Llewyn calls Columbia to inform Goldstien that he has his cat, the secretary says:
“Tell him, ‘Llewyn is THE cat”.
The popular interpretation regarding the cat is it represents the meandering lost Llewyn Davis and the quote above ‘Llewyn is the cat’ reinforces this. Also the cat’s name is Ulysses, a clear reference to the Odyssey and their previous film Oh Brother, Where Art Thou. Llewyn even looks inquisitively at a movie poster ‘Homeward Bound’, which is curiously out of place since it was released in 1963. But it is probably deliberate because by 1963 Dylan had taken the folk movement to a place no one had foreseen. Was this Llewyn glimpsing into the future and later seeing it with his very own eyes at the Gaslight. He of course is too consumed by his own preoccupations and aloofness to pay it any mind.
The sharper and much more confronting dual meaning of the cats is that they correspond to the two babies he intent on having aborted. Llewyn ended up with these two cats without any intention of keeping them, just like the two babies. One cat got away (like his first baby that is now 2 years old) and the other got wounded and probably killed by his car (analogous to his second baby which we presume was aborted). The wounding of the second cat occurs just after he passes the highway exit to the city where his first child resides. This isn’t a coincidence.
Related Articles/Links:
1. When I Met The Coen Brothers And a Secret Behind the Filming of Inside Llewyn Davis
2. An interesting interview – Academy Conversations: “Inside Llewyn Davis” :
I saw this movie a month or so ago. Really good movie… I watched it distracted by something and want to watch it again.
It’s not an easy movie to watch since it rains hell on him constantly. I think the scenes of him and the cat in the subway and the ‘Faretheewell’ song is just about my favourite piece of cinema from the Coens.
“rains hell on him constantly” is exactly what I remember the most. I need to watch it again. My son started to watch it while I was doing something else and I got involved with it but not enough.
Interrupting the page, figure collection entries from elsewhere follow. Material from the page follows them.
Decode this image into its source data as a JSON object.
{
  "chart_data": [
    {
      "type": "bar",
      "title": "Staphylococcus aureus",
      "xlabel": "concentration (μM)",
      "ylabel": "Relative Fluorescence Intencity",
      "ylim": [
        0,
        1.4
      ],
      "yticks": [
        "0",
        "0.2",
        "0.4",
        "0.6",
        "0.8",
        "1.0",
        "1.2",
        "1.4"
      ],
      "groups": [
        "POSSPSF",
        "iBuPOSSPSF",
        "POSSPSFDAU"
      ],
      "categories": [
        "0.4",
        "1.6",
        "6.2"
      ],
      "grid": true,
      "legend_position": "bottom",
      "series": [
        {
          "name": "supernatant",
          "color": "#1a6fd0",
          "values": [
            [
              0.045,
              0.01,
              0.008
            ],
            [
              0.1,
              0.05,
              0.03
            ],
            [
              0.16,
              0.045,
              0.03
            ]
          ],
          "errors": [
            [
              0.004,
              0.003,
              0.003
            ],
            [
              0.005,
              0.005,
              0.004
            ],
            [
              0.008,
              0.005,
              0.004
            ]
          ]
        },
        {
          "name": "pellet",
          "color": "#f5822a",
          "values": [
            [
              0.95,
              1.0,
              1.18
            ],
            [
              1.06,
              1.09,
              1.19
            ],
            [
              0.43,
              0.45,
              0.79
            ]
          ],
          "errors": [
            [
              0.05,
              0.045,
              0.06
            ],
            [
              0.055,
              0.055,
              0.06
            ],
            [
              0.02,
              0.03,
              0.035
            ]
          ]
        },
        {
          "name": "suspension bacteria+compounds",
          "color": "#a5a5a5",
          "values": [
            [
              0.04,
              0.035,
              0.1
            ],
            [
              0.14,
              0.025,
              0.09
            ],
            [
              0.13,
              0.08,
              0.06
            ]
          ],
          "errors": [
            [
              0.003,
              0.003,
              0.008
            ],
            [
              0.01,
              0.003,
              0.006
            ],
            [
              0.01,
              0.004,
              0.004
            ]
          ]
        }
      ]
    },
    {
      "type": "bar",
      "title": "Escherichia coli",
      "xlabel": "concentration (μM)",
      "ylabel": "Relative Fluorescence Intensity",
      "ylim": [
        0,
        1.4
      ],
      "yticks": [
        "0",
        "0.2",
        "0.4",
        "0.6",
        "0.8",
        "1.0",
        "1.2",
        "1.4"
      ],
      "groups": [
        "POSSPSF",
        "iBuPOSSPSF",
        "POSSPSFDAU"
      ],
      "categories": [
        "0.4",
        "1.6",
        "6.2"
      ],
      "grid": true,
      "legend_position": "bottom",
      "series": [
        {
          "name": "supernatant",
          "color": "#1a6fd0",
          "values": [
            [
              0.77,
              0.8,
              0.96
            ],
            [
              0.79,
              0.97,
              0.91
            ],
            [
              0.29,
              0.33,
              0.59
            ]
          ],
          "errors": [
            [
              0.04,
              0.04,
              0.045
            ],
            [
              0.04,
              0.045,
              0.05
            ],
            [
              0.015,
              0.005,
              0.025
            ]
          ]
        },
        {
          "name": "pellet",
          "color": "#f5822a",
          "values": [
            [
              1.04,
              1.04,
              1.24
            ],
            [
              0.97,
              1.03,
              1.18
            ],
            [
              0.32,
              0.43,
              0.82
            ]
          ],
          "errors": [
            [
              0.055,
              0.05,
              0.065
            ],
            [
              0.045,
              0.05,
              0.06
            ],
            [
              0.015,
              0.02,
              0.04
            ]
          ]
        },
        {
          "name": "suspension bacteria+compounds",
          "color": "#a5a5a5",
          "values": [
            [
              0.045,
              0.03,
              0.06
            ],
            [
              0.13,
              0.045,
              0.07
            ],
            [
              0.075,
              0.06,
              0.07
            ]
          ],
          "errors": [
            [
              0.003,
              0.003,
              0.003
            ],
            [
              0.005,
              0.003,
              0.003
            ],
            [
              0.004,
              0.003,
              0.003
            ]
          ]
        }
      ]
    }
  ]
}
Yes because it is such a hard slog, I don’t consider it a top bracket Coen movie like No Country for Old Men, Barton Fink, or The Big Lebowsky. But the metaphors of the cats are powerful and of course the Greenwich Village scenes are cool. Of course our Bob appearing at the end is another highlight.
I like how they did the Dylan scene.
No Country for Old Men…the scene in the store where he flipped the coin is great.
Yes they nailed the Dylan scene and the song selection fantastic. There are a myriad of fantastic scenes in ‘No country’. The thing that stood out for me (apart from everything else) was the editing particularly those scenes where he is hunting and comes across the money.